Artists impression of the Tiangong-1 space station. Credit: CMSE/China Manned Space Engineering Office

Tiangong-1, China’s first space station, will fall to Earth between Friday 30th March and Monday 2nd April. The heady brew of international politics and a rogue satellite putting Easter weekend at risk has fuelled these juicy meteorophobic headlines:

“OUT OF CONTROL Chinese satellite could hit Earth in three days – and boffs don’t know where” – The Sun, 27th March 2018

“Out-of-control Chinese space station is predicted to smash back into the Earth’s atmosphere over Easter – and Australia is in the ‘impact zone’” – The Daily Mail, 27th March 2018

To answer the immediate questions these headlines raise:

  • Yes, this satellite is big enough that some of it will hit Earth. It is about 10m long and with fuel weighed 8.5 tonnes. The biggest uncontrolled re-entry was NASA’s Skylab at 74 tonnes in 1979.
  • The probability of a part hitting a person are 10 million times smaller than getting struck by lightning in a year. This is because most of Earth’s surface is uninhabited thanks to oceans and deserts.
  • No one has ever been killed by space junk.

This is the latest instalment in a growing narrative around the danger of space junk – discarded bits of rockets and satellites which are gradually falling out of orbit and back to Earth. This is a very real problem, and sizeable chunks of space agencies are devoted to predicting space junk re-entry, most notably ESA’s Space Debris Office and NASA’s Orbital Debris Program Office.

Incredibly, all of the junk in orbit is tracked (cool interactive where you can track TIANGONG 1 in a cloud of other junk). This is so that satellites like the international space station can dodge them and not become space junk themselves. The worst case scenario, named the Kessler Syndrome, is a chain reaction of collisions reducing all of the satellites we rely on to a fine, glittering cloud of debris that ultimately blocks our access to space. Notable recent steps towards this dystopia came in 2007, when China converted their own satellite into 3000 pieces of junk with a passive-aggressive missile (yup China is ‘that flatmate’ when it comes to, erm, communal space..), and 2009, when a commercial American satellite and a Russian military satellite collided yielding 2000 more pieces. The current tally is around 16000 pieces of trackable space junk with a range of particle sizes stretching from centimetres to whole spent rocket bodies from past space missions.
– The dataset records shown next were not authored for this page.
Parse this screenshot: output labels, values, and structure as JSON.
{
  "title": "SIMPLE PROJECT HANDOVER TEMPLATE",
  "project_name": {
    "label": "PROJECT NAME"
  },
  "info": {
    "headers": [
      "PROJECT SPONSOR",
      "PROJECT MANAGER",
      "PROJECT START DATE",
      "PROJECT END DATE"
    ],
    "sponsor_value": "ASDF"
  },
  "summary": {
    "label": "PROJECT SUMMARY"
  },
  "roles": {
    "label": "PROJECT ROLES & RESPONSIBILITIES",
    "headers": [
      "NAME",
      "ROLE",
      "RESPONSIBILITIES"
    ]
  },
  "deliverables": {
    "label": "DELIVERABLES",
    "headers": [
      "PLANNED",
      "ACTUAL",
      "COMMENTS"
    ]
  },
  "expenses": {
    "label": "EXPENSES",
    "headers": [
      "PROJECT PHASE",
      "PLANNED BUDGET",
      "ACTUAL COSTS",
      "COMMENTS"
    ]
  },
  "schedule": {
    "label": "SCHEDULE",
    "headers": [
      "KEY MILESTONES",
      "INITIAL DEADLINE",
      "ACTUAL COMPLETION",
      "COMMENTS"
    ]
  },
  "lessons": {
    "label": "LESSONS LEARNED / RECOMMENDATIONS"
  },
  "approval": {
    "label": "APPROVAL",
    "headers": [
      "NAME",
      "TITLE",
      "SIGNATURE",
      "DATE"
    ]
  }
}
Thankfully, almost all objects falling to Earth are not only slowed by the air resistance as they speed through Earth’s atmosphere, but are heated rapidly until they burn-up harmlessly about 80km above the ground. This will be the fate of almost all space junk, however pieces with high melting points (e.g. tungsten metal parts) will make it down to Earth’s surface. Most of these are tiny fragments and do not impact with enough force to injure anyone. Large or dense pieces will also make it to Earth’s surface and pose the most risk to people. Luckily the Earth is very sparsely populated due to oceans and deserts, so the chances of you being hit by space junk are currently numbered at 1 in several trillion.


Where Tiangong-1 could land. The graph left shows population density. The graph right is the probability of reentry for each latitude. Image courtesy of ESA.

So what is the most likely fate of poor Tiangong-1? Most of Tiangong-1 will burn up in our atmosphere, the rest will land in the sea, and Earthlings will go back to eating chocolate eggs and reading the Sunday papers.